In the "no news is still news" department, the White House has yet to send up nominations for new FCC commissioners.
Washington was abuzz last week with the speculation, including here, that the administration was about to name telecom policy adviser Richard Russell and Tennessee utility commissioner Deborah Taylor Tate to fill those Republican seats. One is held by Kathleen Abernathy, who wants to leave, and the other is the open seat of former Chairman Michael Powell.
Though Russell and Tate are still thought to be the White House favorites, there now appears to be a hold-up.
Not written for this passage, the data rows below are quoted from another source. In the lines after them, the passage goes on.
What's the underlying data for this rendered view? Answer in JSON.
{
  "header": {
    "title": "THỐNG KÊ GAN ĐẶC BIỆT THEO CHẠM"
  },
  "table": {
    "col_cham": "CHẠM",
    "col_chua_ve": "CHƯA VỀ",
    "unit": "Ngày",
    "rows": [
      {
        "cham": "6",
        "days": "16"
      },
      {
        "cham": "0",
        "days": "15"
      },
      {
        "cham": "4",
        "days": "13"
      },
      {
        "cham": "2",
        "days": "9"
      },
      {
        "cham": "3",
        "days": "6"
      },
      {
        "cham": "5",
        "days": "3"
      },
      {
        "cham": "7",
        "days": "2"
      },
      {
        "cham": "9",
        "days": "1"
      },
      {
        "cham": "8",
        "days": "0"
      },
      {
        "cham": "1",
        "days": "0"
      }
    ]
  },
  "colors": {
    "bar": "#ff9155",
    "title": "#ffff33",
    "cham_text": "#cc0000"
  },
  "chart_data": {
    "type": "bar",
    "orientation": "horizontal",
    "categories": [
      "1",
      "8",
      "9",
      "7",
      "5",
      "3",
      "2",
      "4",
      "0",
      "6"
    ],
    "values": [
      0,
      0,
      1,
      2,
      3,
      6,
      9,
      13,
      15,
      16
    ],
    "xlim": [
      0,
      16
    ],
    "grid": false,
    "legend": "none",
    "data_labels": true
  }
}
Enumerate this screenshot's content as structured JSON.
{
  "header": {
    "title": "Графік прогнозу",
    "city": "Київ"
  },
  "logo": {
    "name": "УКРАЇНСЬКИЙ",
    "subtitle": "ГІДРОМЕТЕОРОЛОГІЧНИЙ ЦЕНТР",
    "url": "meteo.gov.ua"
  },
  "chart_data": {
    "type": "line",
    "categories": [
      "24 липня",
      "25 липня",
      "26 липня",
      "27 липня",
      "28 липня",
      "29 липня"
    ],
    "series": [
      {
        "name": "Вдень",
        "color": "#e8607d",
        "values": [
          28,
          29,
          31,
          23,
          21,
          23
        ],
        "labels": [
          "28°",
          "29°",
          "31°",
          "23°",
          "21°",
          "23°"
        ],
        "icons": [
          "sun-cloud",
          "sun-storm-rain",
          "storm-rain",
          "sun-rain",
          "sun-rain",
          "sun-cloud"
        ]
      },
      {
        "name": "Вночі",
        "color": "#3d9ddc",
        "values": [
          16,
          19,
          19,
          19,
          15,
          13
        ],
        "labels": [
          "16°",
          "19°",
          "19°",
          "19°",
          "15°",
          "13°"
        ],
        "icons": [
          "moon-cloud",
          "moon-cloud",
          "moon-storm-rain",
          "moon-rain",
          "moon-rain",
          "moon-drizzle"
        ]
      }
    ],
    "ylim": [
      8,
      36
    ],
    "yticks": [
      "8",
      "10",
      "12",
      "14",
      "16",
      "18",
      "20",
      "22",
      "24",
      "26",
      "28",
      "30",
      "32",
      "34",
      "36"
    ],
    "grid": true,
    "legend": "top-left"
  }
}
The Washington Times was blaming reporters. "It is August, after all," the paper said in an op ed. "If the president announces his [FCC] choices this month, bored reporters probably will have plenty of time to scrutinize the records of the nominees. The Senate hearings on Mr. Bush's big nominee of the summer—Supreme Court pick John G. Roberts Jr.—won't begin until Sept. 6."
Another theory is that the White House is holding off until it also has a nominee for the Democratic seat held by Michael Copps, whose term, like that of Republican Commissioner Kathleen Abernathy, has also expired (commissioners are allowed to serve until the end of the congressional session).
An aide at the Senate Commerce Committee favors that explanation, saying that the administration is aware that the committee likes to consider all its nominees at once.
Under Chairman Ted Stevens (R-Alaska), the committee, which has to approve the appointments, has preferred that "bipartisanship" approach (no surprise from a chairman who is actually sharing that title with Democrat Daniel Inouye of Hawaii).
For instance, four Republican nominees—to the Amtrak Reform Board and the NTSB—have not had hearings yet because the committee is waiting to get Democratic nominees sent up for those boards.
Stevens backs renominating Copps, though the commissioner's vocal opposition to media ownership and outsider-like talk criticizing "the usual suspects inside the Beltway [who] write the rules," could be too vocal for the administration's liking.